A rare suspected case of chronic nodular granulomatous herpes simplex encephalitis in an adult

Lucy Childs 1,, Guan Lim 1, Andrew Thompson 1, Timothy R Bates 2,3, Lay Kun Kho 4, Constantine Chris Phatouros 1
PMCID: PMC6711280  PMID: 31489214

Abstract

Herpes simplex encephalitis is the most common sporadic viral encephalitis in the western world, HSV-1 (herpes simplex virus) being the mostly commonly implicated serotype. The disease is usually monophasic, although patients may relapse weeks, months or years after initial infection. This chronic granulomatous inflammatory process is almost exclusively described in children and rarely forms discrete enhancing parenchymal nodules. We present the clinical and radiological features of an unusual case of chronic nodular granulomatous herpes encephalitis with enhancing “mass-like” nodules in an adult.
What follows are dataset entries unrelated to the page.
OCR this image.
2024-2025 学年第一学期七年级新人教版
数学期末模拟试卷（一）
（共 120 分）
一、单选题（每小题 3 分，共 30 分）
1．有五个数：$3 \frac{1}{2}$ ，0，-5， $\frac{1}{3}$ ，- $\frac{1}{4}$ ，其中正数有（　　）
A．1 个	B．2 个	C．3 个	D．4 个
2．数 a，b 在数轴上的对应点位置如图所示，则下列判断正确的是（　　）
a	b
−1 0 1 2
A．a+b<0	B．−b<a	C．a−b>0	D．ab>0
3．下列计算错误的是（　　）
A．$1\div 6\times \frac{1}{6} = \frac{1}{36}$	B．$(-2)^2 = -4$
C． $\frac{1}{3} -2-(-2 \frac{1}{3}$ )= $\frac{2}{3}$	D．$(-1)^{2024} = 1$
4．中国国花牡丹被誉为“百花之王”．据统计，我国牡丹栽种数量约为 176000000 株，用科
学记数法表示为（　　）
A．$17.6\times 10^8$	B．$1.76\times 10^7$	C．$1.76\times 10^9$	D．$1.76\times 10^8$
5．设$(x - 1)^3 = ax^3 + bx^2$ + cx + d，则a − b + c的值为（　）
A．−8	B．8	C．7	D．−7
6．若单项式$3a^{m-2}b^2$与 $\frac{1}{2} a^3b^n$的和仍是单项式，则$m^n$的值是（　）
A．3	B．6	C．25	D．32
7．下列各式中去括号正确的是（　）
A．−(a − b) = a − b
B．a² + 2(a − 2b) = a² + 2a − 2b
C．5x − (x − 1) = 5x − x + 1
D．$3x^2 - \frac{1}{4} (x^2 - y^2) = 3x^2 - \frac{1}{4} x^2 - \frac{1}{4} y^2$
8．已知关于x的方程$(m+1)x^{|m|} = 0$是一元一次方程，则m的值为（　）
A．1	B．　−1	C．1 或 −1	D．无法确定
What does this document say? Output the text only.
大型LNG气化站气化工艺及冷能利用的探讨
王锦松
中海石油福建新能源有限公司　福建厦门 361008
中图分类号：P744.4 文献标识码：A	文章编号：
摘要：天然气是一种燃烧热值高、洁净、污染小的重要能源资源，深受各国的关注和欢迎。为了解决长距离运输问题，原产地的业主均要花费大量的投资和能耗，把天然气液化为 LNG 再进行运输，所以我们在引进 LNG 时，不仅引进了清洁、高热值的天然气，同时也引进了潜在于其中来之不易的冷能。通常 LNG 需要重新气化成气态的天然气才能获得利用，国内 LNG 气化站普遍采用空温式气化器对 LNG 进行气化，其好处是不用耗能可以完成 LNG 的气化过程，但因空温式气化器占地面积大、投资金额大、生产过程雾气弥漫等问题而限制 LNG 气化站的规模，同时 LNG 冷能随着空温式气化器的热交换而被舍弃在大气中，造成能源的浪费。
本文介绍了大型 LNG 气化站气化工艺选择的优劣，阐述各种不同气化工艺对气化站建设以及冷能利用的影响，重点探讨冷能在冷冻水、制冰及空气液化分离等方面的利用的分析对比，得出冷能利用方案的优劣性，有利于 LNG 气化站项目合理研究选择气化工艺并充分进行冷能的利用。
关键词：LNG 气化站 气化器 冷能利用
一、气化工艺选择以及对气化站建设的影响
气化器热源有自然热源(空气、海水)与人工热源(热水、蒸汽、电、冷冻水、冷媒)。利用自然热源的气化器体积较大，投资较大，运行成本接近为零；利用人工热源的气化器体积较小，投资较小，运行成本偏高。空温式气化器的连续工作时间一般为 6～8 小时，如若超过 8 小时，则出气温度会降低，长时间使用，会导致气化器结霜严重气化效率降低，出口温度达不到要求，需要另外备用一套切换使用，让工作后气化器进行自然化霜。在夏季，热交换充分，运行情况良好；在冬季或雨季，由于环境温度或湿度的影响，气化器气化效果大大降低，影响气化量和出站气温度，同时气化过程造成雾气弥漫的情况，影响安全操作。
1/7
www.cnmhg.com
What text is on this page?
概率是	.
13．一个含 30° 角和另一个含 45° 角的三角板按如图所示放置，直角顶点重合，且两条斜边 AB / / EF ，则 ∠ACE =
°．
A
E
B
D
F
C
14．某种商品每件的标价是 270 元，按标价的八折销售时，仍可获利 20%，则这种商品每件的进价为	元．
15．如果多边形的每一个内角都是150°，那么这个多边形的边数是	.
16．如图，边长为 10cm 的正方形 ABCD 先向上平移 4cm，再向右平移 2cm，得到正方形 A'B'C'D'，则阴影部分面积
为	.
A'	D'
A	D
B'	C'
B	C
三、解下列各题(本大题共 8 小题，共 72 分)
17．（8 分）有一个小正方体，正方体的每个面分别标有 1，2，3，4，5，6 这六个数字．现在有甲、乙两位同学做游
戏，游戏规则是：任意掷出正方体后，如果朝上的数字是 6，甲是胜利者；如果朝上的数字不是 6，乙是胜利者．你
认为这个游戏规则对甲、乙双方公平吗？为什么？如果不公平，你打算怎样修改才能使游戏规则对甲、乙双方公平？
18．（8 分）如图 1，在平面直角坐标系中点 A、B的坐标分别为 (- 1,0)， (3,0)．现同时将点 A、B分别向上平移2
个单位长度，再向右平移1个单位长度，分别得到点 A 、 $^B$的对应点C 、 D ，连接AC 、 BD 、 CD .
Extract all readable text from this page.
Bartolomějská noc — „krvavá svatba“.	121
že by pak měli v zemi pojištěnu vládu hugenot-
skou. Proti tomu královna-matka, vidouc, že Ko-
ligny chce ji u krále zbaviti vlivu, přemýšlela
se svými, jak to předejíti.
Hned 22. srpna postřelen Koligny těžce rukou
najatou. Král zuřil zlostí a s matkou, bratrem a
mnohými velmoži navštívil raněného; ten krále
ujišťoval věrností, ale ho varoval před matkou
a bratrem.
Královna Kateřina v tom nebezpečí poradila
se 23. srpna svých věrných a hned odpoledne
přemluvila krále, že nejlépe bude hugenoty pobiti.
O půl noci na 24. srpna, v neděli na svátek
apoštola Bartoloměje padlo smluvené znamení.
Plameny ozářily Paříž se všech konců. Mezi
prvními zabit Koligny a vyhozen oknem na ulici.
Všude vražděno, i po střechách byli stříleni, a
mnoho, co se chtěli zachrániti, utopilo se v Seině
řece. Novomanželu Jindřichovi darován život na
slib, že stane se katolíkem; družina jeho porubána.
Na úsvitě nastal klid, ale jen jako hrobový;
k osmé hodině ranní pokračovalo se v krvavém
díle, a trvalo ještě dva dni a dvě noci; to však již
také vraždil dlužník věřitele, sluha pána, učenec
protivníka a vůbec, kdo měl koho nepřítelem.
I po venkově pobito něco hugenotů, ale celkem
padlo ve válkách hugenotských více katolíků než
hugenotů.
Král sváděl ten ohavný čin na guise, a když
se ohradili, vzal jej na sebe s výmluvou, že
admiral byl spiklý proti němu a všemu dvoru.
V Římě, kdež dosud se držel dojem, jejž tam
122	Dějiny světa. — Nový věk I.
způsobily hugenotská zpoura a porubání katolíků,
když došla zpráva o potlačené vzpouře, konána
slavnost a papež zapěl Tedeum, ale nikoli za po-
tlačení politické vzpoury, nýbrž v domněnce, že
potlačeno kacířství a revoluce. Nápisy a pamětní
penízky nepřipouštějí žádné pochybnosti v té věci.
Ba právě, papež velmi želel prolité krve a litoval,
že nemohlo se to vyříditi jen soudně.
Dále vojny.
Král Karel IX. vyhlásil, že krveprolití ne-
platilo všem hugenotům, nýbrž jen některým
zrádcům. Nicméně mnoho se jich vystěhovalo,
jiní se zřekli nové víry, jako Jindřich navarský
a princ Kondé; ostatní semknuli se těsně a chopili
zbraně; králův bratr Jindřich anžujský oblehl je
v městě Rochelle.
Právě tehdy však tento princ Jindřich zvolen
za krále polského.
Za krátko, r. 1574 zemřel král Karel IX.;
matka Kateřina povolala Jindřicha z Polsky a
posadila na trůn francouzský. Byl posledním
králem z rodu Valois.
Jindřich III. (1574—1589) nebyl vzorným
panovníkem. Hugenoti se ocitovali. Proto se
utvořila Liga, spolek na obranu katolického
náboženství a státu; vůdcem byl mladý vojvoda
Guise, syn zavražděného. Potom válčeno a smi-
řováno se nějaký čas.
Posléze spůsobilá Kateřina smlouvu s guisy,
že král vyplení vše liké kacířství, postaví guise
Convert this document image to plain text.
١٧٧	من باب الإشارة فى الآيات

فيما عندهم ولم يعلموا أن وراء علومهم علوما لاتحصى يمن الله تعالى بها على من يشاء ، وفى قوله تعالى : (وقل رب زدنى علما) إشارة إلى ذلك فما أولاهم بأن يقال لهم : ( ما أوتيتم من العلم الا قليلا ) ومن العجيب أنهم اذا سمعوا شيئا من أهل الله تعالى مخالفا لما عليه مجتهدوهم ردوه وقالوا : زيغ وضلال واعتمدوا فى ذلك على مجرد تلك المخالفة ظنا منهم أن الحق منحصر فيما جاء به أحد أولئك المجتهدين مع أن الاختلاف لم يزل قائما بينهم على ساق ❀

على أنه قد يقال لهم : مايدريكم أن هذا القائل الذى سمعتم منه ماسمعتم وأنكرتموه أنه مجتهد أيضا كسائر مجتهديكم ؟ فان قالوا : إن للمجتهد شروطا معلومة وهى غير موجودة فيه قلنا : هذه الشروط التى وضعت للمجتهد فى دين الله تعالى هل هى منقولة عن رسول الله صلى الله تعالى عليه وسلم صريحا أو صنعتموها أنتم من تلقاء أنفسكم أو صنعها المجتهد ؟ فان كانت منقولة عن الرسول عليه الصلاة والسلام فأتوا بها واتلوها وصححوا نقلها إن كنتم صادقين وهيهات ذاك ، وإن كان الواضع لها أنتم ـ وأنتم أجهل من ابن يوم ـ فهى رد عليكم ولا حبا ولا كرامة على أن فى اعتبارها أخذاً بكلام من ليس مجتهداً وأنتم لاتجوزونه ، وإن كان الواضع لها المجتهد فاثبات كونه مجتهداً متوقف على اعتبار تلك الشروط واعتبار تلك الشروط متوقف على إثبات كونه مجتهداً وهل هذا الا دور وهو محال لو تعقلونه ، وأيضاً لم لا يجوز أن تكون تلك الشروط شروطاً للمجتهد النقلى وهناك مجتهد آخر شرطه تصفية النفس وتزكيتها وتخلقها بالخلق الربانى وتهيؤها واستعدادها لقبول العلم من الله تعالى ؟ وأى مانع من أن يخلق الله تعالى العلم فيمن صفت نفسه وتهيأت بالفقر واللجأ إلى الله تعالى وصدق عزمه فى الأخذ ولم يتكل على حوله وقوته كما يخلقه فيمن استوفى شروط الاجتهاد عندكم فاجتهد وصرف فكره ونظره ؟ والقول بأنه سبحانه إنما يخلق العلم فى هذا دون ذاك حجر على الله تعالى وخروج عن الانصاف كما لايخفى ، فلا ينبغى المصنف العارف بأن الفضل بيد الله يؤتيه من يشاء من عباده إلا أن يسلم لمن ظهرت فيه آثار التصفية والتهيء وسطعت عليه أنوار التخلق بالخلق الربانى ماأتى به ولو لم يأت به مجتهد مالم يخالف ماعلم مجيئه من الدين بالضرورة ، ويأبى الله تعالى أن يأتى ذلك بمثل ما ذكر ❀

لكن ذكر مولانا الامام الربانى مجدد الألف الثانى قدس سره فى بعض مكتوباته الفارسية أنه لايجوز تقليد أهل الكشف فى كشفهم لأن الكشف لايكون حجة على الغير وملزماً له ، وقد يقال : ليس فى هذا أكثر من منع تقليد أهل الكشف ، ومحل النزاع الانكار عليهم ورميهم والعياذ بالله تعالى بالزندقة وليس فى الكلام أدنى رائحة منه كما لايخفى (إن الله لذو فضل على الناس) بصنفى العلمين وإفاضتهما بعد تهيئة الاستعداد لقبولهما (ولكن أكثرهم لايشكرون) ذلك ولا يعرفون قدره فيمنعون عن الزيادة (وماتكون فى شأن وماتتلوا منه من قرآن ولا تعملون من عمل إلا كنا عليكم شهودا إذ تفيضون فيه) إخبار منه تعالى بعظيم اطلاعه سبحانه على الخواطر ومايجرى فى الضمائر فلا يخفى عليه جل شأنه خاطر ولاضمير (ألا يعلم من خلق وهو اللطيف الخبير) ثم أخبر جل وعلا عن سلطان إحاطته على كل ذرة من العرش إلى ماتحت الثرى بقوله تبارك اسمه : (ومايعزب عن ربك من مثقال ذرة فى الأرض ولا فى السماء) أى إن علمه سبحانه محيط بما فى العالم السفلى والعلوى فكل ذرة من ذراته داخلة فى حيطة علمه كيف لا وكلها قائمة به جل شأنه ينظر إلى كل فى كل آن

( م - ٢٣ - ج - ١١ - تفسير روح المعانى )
To the author’s knowledge, this is the first reported case of macroscopic “mass-like” nodular granuloma formation in an adult.

Introduction

Herpes viruses are associated with a spectrum of neurological diseases with acute, subacute and chronic manifestations. Herpes simplex encephalitis is the most common sporadic viral encephalitis in the Western world and remains one of the most devastating infections of the central nervous system.1 Type-1 (HSV-1) and Type-2 (HSV-2) herpes simplex viruses may cause encephalitis with HSV-1 most commonly implicated beyond the neonatal period. The typical disease course is an acute monophonic illness with symptoms such as fever, malaise, headache, delirium and seizures. Uncommonly, patients with herpes simplex encephalitis relapse with recurrent symptoms or signs weeks, months or years after the initial infection.2, 3 Chronic disease manifesting as persistent granulomatous inflammation is rarer still particularly in adults.46 To the author’s knowledge this is the only published case report demonstrating macroscopic nodular granulomatous herpes simplex encephalitis in an adult.

Clinical Presentation

A 61-year-old female presented to the emergency department with acute onset dysphasia and a 10-day preceding history of fever, vertigo and lethargy. Apart from hypothyroidism, managed with thyroxine, there was no significant past medical or surgical history. The patient was found to have severe expressive and receptive dysphasia. Speech was slow, but fluent, with phonemic paraphrasing errors, with substitution of parts of words or some syllables with other similar-sounding, but nonsensical, sounds and prolific use of jargon. The patient could follow verbal one-step commands but was unable to follow two-stage commands or written commands. She could write, but content was nonsensical. Subtle pronator drift and brisk ipsilateral reflexes were elicited in her right arm in the absence of any sensory or motor weakness. Stroke and encephalitis were both considered in the initial differential diagnosis. Antibacterial and antiviral therapies were initiated.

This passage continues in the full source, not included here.